On a month-on-month basis (as on May 31, 2022), money market rates have moved up by 90-110 bps and 2-3 year G-Sec and Corporate bonds are higher by 80-100 bps. Yields in the 5-10 year segment have also moved up by 30-60 bps. OIS levels have also seen a similar move.
The 10-year benchmark G-Sec yield closed at 7.42%, up by 28 bps from its previous close of 7.14% while that on the short-term 1-year bond ended 112 bps higher at 6.07%.
In the corporate bond segment, yields rose across the yield curve over the month. The 10-year AAA bond yield ended 42 bps higher at 7.75%, while the short-term 1-year AAA bond yield ended 115 bps up at 6.40%.
The spread between 1-year and 10-year AAA bond narrowed. Within the short-term segment, the yield on 3-month commercial paper (CP) was up 100 bps to 5.15% while the 1-year CP yield was up 125 bps at 6.40%.
On the domestic front, CPI inflation for Apr 2022 came in at a multi-year high (higher than expectations) of 7.79% (vs 6.95% in Mar 2022) due to higher food and fuel price inflation. Core CPI also edged higher to 7.0%. WPI inflation continued its upward trajectory clocking 15.08% in Apr 2022 (vs 14.55% in Mar 2022). Higher crude prices have continued to put pressure on inflation.
IIP for Mar 2022 remained sluggish at 1.9% (vs 1.7% in Feb 2022). Consumer durables and non-durables continued to remain in contraction. For the full year FY2022, IIP recorded an expansion of 11.3% y-o-y.
Trade deficit for Apr 2022 widened to USD 20.11 bn (vs USD 15.29 bn last year). Although exports have been robust, higher oil prices continue to put pressure on the import bill, resulting in markets now penciling in higher CAD estimates for FY2023.
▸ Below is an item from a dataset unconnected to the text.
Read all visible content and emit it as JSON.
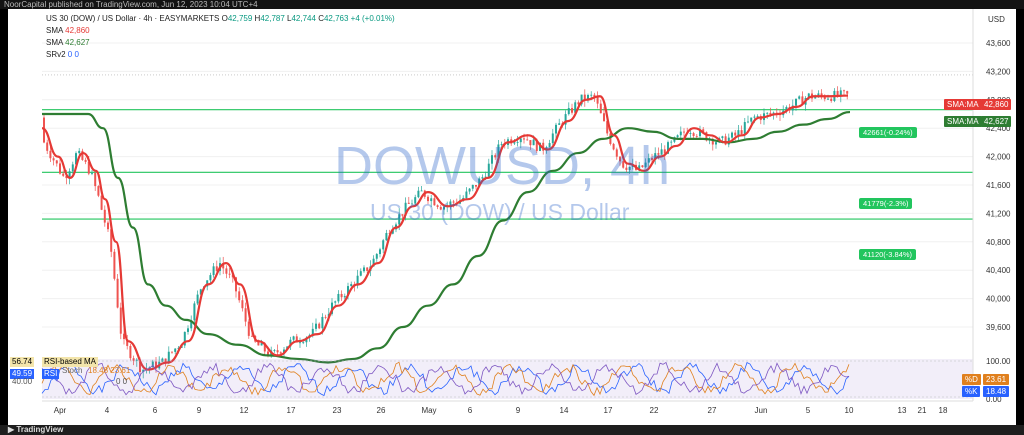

PMI numbers have been encouraging with Manufacturing PMI at 54.6 and Services PMI at 58.9 in May 2022.
The GDP growth for Q4 FY2022 came in at 4.1% (in line with market expectations), taking the full year GDP growth for FY2022 to 8.7%. Fiscal deficit for FY2022 came in at 6.7% of GDP (slightly below the revised Budget estimate of 6.9%).
In an attempt to tackle inflationary pressures, Government of India (GOI) reduced excise duty on petrol and diesel by INR 8/liter and INR 6/liter respectively. Some of the states followed this up with cut in state taxes. The impact of the excise cut on inflation is estimated to be around 20-30 bps and the annual revenue loss to the Government is expected to be INR 1 Lakh Cr. However, the actual revenue deficit would be lower as the impact would be spread across 10 months and would only be incremental to the excise cut already factored in the Budget. RBI announced surplus transfer to the GOI to the tune of around INR 30,000 Crs (lower than budget estimates). The Government also announced the approval of additional spending on fertilizer subsidy to the tune of INR 1.1 Lakh Crs, taking the total possible outgo to INR 2.15 Lakh Crs. Subsequently, there was also news around the subsidy number being even higher. With disinvestments lagging and food subsidy also expected to be higher, fiscal pressures have once again come to the forefront. A higher nominal GDP might partly offset the shortfall, while a cut in capital expenditure also remains a lever with the Government. However, the evolving supply-demand dynamics will remain a key monitorable going forward.